As the rocket of popularity took off, more politicians were snared for the good cause, trying to outdo one another in uncovering dunce-like and worthless spending, and, in so doing, were able to bring welcome five- and six-figure gifts to "The Fantasy Grants Show" that would do widespread -- and vastly publicized -- and true good.

For the first time, politicians were guarding taxpayer funds as if they belonged to the politicians themselves, spending each dollar frugally, but well.

It wasn't long before corporations and the rich wanted in, too, not wanting to see such a mammothly popular boat sail without them, and were soon heard and seen clamoring to get politicians to raise their taxes, so they, too, could be seen and branded as patriotic citizens, doers of civic good.

The number of changes rippled outward, one effect increasing on the next, until we have the amazing country we have today, the one we always knew was just under the surface but always out of reach.

Yes, the amount of change has been amazing -- made all the more so, considering all the good that's been done, at least at first, for all the wrong, self-centered reasons.

But, even now, most people have lost track of what really triggered it all, and really got things sliding into place, and moving apace.

Just last year, in 2012, House Republicans voted thirty-three times to repeal the Affordable Care Act, knowing full well that each vote was meaningless and empty, understanding the Senate would quash any such motion.

Those 33 votes cost the government, the taxpayers, that is, in the vicinity of 48 million dollars to do.  This one set of votes on this one issue, was done over and over again, until they had done so 33 times in all, knowing each act thoroughly futile -- but damned useful in chest-beating and publicity, come election season.

Cost to the taxpayers:  only 48 million dollars.  Cost to the House Republicans:  Nothing.

That's when the producers -- college roommates then, pondering what life was about and what each one wanted to do with it -- heard about this terrible waste, and in a time of tight funding, and starting thinking what else could be done with 48 million dollars.

They had the rough idea sketched out in an hour, had a local, then national show, up and running in some months, always refining, from the shaky, early days of "Let's Pretend We Care About Spending!" to the rock-solid, explosive phenomena we know "The Fantasy Grant Show" is today.

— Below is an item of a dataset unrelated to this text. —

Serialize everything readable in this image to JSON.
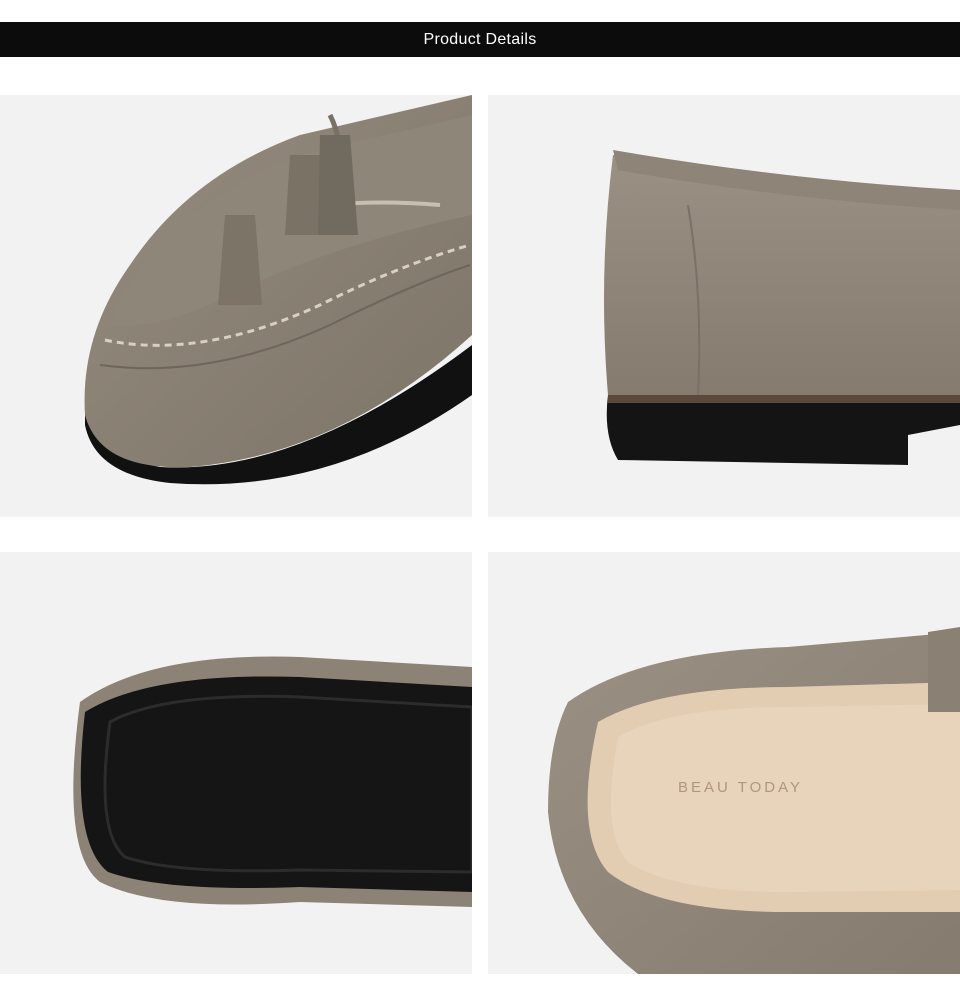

They became the latest 20-something geniuses who have turned billionaires, while changing all of us, the system, and the country, with uncounted secondary effects still rippling and washing outward.

And, for the first time, in a long time, if ever:  everyone got to win, and public programs were sorted out, all fair and square, and by the people themselves -- with a little help from their new friends.

... And all because a couple of college kids wondered if such a thing was worth even a try in a bitterly divided, austerity-driven, sourly partisan, and generally ignorant and greedy period in American history.

The kids changed their names for show business wheeling and dealing and effect.  The taller one started out life as a Jefferson.  If I remember right, the other one was named Adams.  Most people don't know that.  Me, I always thought that was pretty amazing, too.